Penelope Leach is not a woman for whom I have a soft spot after her preachings put me under immense pressure when I had my first son. Her book, Your Baby and Child, The essential guide for every parent was recommended to me by my NCT teacher. As I was entirely clueless as to the process of caring for a baby I promptly went out and bought it and treated it as my bible, only problem was on every page I discovered I was doing something wrong.
The most memorable misdemeanour I recall was reading that I must smile at my baby at all times, lest he feel unloved. This at a time in my life when the moments tears weren't flowing down my cheeks were few and far between. I was a raging mess of hormones, guilt and suffering from a nasty bout of postnatal depression. I would gurn at the poor boy in a terrifying approximation of a smile, and all because this old witch had told me he would grow up feeling unloved if I didn't.
She is a psychologist whose theories are entirely child-centric and the latest is that you must rush to your baby as soon as he cries or else his poor little brain will be flooded with the stress hormone cortisol, which could cause brain damage in the long run.
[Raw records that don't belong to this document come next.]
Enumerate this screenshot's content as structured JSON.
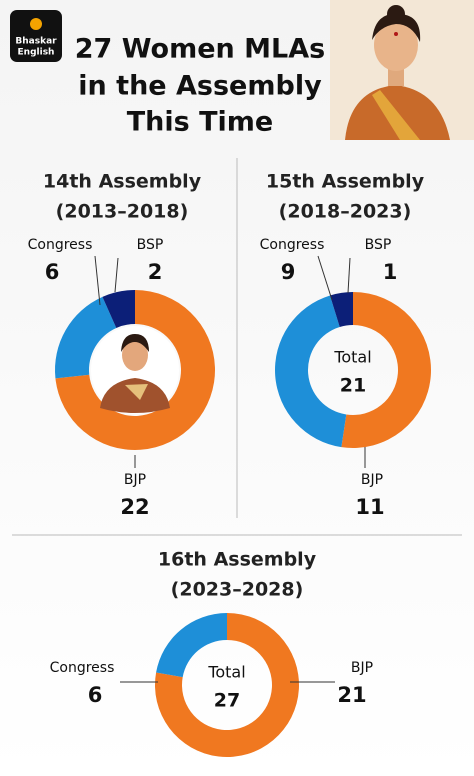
{
  "header": {
    "logo": [
      "Bhaskar",
      "English"
    ],
    "title": [
      "27 Women MLAs",
      "in the Assembly",
      "This Time"
    ]
  },
  "chart_data": [
    {
      "type": "donut",
      "title": "14th Assembly",
      "subtitle": "(2013–2018)",
      "categories": [
        "BJP",
        "Congress",
        "BSP"
      ],
      "values": [
        22,
        6,
        2
      ],
      "colors": [
        "#f07820",
        "#1e8fd8",
        "#0c1f78"
      ]
    },
    {
      "type": "donut",
      "title": "15th Assembly",
      "subtitle": "(2018–2023)",
      "categories": [
        "BJP",
        "Congress",
        "BSP"
      ],
      "values": [
        11,
        9,
        1
      ],
      "colors": [
        "#f07820",
        "#1e8fd8",
        "#0c1f78"
      ],
      "center_label": "Total",
      "center_value": 21
    },
    {
      "type": "donut",
      "title": "16th Assembly",
      "subtitle": "(2023–2028)",
      "categories": [
        "BJP",
        "Congress"
      ],
      "values": [
        21,
        6
      ],
      "colors": [
        "#f07820",
        "#1e8fd8"
      ],
      "center_label": "Total",
      "center_value": 27
    }
  ]
}
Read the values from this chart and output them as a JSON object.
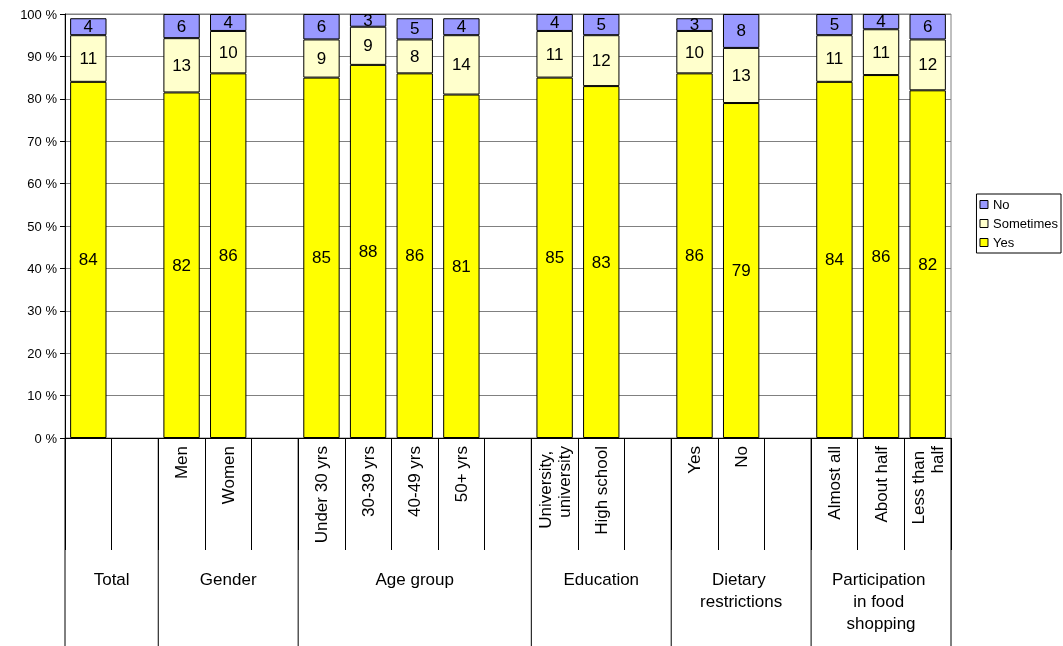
{
  "chart_data": {
    "type": "bar",
    "stacked": true,
    "grid": "y",
    "legend": "right",
    "categories": [
      null,
      null,
      "Men",
      "Women",
      null,
      "Under 30 yrs",
      "30-39 yrs",
      "40-49 yrs",
      "50+ yrs",
      null,
      "University, university",
      "High school",
      null,
      "Yes",
      "No",
      null,
      "Almost all",
      "About half",
      "Less than half"
    ],
    "series": [
      {
        "name": "Yes",
        "color": "#ffff00",
        "values": [
          84,
          null,
          81.5,
          86,
          null,
          85,
          88,
          86,
          81,
          null,
          85,
          83,
          null,
          86,
          79,
          null,
          84,
          85.6,
          82
        ],
        "value_labels": [
          "84",
          null,
          "82",
          "86",
          null,
          "85",
          "88",
          "86",
          "81",
          null,
          "85",
          "83",
          null,
          "86",
          "79",
          null,
          "84",
          "86",
          "82"
        ]
      },
      {
        "name": "Sometimes",
        "color": "#ffffcc",
        "values": [
          11,
          null,
          12.8,
          10,
          null,
          9,
          9,
          8,
          14,
          null,
          11,
          12,
          null,
          10,
          13,
          null,
          11,
          10.8,
          12
        ],
        "value_labels": [
          "11",
          null,
          "13",
          "10",
          null,
          "9",
          "9",
          "8",
          "14",
          null,
          "11",
          "12",
          null,
          "10",
          "13",
          null,
          "11",
          "11",
          "12"
        ]
      },
      {
        "name": "No",
        "color": "#9999ff",
        "values": [
          4,
          null,
          5.7,
          4,
          null,
          6,
          3,
          5,
          4,
          null,
          4,
          5,
          null,
          3,
          8,
          null,
          5,
          3.6,
          6
        ],
        "value_labels": [
          "4",
          null,
          "6",
          "4",
          null,
          "6",
          "3",
          "5",
          "4",
          null,
          "4",
          "5",
          null,
          "3",
          "8",
          null,
          "5",
          "4",
          "6"
        ]
      }
    ],
    "ylim": [
      0,
      100
    ],
    "yticks": [
      {
        "value": 0,
        "label": "0 %"
      },
      {
        "value": 10,
        "label": "10 %"
      },
      {
        "value": 20,
        "label": "20 %"
      },
      {
        "value": 30,
        "label": "30 %"
      },
      {
        "value": 40,
        "label": "40 %"
      },
      {
        "value": 50,
        "label": "50 %"
      },
      {
        "value": 60,
        "label": "60 %"
      },
      {
        "value": 70,
        "label": "70 %"
      },
      {
        "value": 80,
        "label": "80 %"
      },
      {
        "value": 90,
        "label": "90 %"
      },
      {
        "value": 100,
        "label": "100 %"
      }
    ],
    "annotations": [
      "Total",
      "Gender",
      "Age group",
      "Education",
      "Dietary restrictions",
      "Participation in food shopping"
    ]
  }
}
I stress the word could and that this expert finding is at odds with recent research from Australia's Murdoch Children's Research Institute which suggests that controlled crying has no detrimental effect on babies.
I am no expert, but I do know that controlled crying is the only thing that got me through with my four boys. Each one of them learnt to sleep through the night by being left to wail for a few moments before a parent rushed in to comfort them. At first they wailed a little more, but invariably they went off to sleep within a few moments. But the real point of this is that I couldn't have coped if they hadn't learned how to sleep.
No mother can function on no sleep, and caring for small children is hard graft. If leaving your baby to cry for short bursts enables you to create a sleep pattern that allows you to rest, you will be a better mother at the end of it. Of course I would never say that babies should be left to shriek endlessly, but to rush to comfort a child at every squeak is just setting yourself up for trouble.
I suppose I am falling into the trap of all these so called experts and laying down the law over what is wrong or right when it comes to parenting. Perhaps there are tougher mums who can cope on no sleep and if this is the case then there is no harm to leaping every time your baby squeals. But for most mums creating a sleep routine that allows us to rest makes us better mothers, and the last thing we need is another expert weighing in and making us feel guilty about just trying to get through as best we can.